The mental health aspect of Fukushima's meltdown

I wish I hadn't clicked that

I wish I hadn't clicked that link, Ghostery plugin identified 11 trackers. Interesting read though. My wife and I were expecting when the meltdown occured. I'm not the sharpest tool in the shed and I have no experience reading scientific articles. I don't know how I stumbled on this forum but I wish I never had. I've never participated in a forum and I did not follow the established rules of etiquette. After reading for a week I became extremely anxious and paranoid and soon enough I could think of of nothing else but the potentially harmful effects radiation would have on our baby. I don't know why I didn't allow myself to take reassurance from BRAWM's replies and instead found myself extremely led to ENENEWS which made me extremely fearful and mistrustful of everything I read in regards to Fukushima. I've come to terms with the fact that I had a preexisting fear of radiation and that my understanding of it was inaccurate and for the most part based on bad fiction. I would like to sincerely apologize to every participant here and the BRAWM team, Rick Cromack and Jim Stone, "anonymous" and anyone else I might have engaged in my Fukushima induced break from reality and for any of my hysterical or downright rude behavior in the past. Things are better now. I have a very healthy and smart baby boy that I am VERY thankful for and I have overcome a childhood phobia. I just had to admit to myself that I'm an idiot and that everything I thought I knew about everything for the most part was wrong. :)

* I apologize. After

* I apologize. After rereading this post there are some pretty weird errors and the overuse of the word extremely. - Dan

Great to hear from you Dan,

Great to hear from you Dan, and best wishes to you and your family.

Mark [BRAWM Team Member]

Thank you Mark! We've been

Thank you Mark! We've been blessed with an unbelievably smart and happy boy.
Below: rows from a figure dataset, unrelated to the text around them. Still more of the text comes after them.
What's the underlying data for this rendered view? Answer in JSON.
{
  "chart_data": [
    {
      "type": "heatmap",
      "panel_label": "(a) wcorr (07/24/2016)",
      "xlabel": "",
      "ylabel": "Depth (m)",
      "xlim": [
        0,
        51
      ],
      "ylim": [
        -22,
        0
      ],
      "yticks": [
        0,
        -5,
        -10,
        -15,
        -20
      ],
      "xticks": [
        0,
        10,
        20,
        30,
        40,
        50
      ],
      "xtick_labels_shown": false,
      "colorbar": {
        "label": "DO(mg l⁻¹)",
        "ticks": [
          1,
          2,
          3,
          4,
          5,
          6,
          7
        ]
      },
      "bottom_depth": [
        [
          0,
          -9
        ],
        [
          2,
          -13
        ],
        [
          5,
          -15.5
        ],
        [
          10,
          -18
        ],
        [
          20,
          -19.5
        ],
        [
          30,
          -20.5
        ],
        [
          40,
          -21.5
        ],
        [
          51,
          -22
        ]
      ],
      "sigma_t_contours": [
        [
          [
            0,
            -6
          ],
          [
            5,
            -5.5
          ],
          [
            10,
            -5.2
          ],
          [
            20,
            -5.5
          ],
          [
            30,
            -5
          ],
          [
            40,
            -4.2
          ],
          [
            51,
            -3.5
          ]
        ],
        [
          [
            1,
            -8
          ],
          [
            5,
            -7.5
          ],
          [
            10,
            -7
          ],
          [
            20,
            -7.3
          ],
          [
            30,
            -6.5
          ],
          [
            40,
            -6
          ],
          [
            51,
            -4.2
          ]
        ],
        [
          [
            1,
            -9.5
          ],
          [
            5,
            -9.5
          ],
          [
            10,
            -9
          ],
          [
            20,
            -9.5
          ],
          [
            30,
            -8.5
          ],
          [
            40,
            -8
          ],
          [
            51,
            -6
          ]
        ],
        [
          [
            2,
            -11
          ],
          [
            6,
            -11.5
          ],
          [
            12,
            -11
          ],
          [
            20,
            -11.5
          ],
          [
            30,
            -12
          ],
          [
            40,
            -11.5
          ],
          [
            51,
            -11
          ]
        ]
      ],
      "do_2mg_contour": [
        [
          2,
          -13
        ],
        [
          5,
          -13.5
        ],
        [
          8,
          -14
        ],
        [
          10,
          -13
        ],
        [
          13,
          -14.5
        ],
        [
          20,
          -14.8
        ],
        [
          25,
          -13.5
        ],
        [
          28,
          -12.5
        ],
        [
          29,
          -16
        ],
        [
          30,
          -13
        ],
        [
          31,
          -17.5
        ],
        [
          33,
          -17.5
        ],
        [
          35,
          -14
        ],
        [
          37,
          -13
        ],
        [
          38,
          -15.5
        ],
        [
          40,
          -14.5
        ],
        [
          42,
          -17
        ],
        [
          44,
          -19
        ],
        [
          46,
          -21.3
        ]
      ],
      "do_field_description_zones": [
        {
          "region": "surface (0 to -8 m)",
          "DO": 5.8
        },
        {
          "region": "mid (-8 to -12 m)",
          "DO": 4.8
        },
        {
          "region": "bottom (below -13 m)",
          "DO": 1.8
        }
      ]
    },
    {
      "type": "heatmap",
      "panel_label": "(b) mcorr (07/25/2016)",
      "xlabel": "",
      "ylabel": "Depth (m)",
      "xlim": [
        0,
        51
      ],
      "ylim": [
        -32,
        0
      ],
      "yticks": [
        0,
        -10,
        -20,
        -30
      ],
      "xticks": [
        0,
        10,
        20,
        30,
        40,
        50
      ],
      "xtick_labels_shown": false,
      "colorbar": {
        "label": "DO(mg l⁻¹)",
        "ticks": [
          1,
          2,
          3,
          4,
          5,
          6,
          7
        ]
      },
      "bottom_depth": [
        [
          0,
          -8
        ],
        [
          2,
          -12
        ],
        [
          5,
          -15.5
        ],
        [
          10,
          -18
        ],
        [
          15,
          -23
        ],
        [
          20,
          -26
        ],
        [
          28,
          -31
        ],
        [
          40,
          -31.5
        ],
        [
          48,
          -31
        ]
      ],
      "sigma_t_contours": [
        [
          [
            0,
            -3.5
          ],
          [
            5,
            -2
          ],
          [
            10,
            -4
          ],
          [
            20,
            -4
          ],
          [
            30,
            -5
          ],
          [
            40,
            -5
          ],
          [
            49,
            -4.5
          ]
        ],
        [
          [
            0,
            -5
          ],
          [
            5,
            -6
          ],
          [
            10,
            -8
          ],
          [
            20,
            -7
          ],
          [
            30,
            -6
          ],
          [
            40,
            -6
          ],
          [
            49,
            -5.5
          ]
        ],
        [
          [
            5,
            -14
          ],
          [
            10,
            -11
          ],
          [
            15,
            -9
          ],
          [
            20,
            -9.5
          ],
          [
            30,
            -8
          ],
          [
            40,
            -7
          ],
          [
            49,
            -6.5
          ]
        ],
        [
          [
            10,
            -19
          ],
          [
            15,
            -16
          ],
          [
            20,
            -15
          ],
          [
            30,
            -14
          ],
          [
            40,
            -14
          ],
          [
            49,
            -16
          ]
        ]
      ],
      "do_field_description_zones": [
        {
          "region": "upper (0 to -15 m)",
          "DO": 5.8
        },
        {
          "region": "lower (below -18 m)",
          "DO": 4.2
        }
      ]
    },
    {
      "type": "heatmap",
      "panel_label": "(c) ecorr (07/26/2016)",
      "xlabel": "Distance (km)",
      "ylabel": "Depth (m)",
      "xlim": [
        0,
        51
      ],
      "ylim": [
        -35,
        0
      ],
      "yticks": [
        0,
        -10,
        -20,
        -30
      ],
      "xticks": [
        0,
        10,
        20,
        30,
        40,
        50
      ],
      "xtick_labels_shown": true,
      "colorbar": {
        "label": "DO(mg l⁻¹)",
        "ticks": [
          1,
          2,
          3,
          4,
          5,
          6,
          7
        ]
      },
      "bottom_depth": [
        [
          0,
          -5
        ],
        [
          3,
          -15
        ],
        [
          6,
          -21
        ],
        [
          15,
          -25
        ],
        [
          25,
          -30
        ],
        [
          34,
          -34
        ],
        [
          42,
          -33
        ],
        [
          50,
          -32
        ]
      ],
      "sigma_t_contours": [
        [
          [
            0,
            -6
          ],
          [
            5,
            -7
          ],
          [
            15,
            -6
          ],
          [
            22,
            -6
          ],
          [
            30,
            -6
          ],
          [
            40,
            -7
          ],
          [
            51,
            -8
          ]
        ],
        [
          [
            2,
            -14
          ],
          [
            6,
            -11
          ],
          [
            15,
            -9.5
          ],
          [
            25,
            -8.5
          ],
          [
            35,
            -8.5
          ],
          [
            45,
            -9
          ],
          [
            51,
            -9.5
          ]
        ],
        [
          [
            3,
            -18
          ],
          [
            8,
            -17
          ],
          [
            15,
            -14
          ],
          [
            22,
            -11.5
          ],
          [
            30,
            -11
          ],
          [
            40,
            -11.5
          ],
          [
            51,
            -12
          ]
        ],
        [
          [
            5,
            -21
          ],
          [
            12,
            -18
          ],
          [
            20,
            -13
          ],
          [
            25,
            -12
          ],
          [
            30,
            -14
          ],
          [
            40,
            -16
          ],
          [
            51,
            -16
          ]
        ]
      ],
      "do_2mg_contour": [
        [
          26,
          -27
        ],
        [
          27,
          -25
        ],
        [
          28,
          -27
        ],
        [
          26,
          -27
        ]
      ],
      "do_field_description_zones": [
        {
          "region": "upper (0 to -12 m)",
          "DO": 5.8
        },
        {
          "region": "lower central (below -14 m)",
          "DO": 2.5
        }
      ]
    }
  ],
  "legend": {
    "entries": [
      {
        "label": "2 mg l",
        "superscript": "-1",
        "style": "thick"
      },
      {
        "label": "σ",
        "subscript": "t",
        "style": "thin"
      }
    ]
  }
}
Thank you, as always BC. I

Thank you, as always BC.
I was intrigued by a comment to the article, from an American who lived through the Fukushima disaster (lives in Yokohama) and is haunted by fear for his family. This excerpt was a light bulb moment for me:

"...Isn't there a better way to generate electricity? Is it really worth the risk? Nothing is fail-safe. So why make something that, when it fails, screws you for hundreds of years? At least the earthquake/tsunami was over and done almost immediately. You survived or you didn't. You lost your house or you didn't. With this radiation problem, it never goes away. The worry will be there until there is a cure for cancer.
If you feel that the new nuclear technology is "safe" please remember that accidents always happen, always."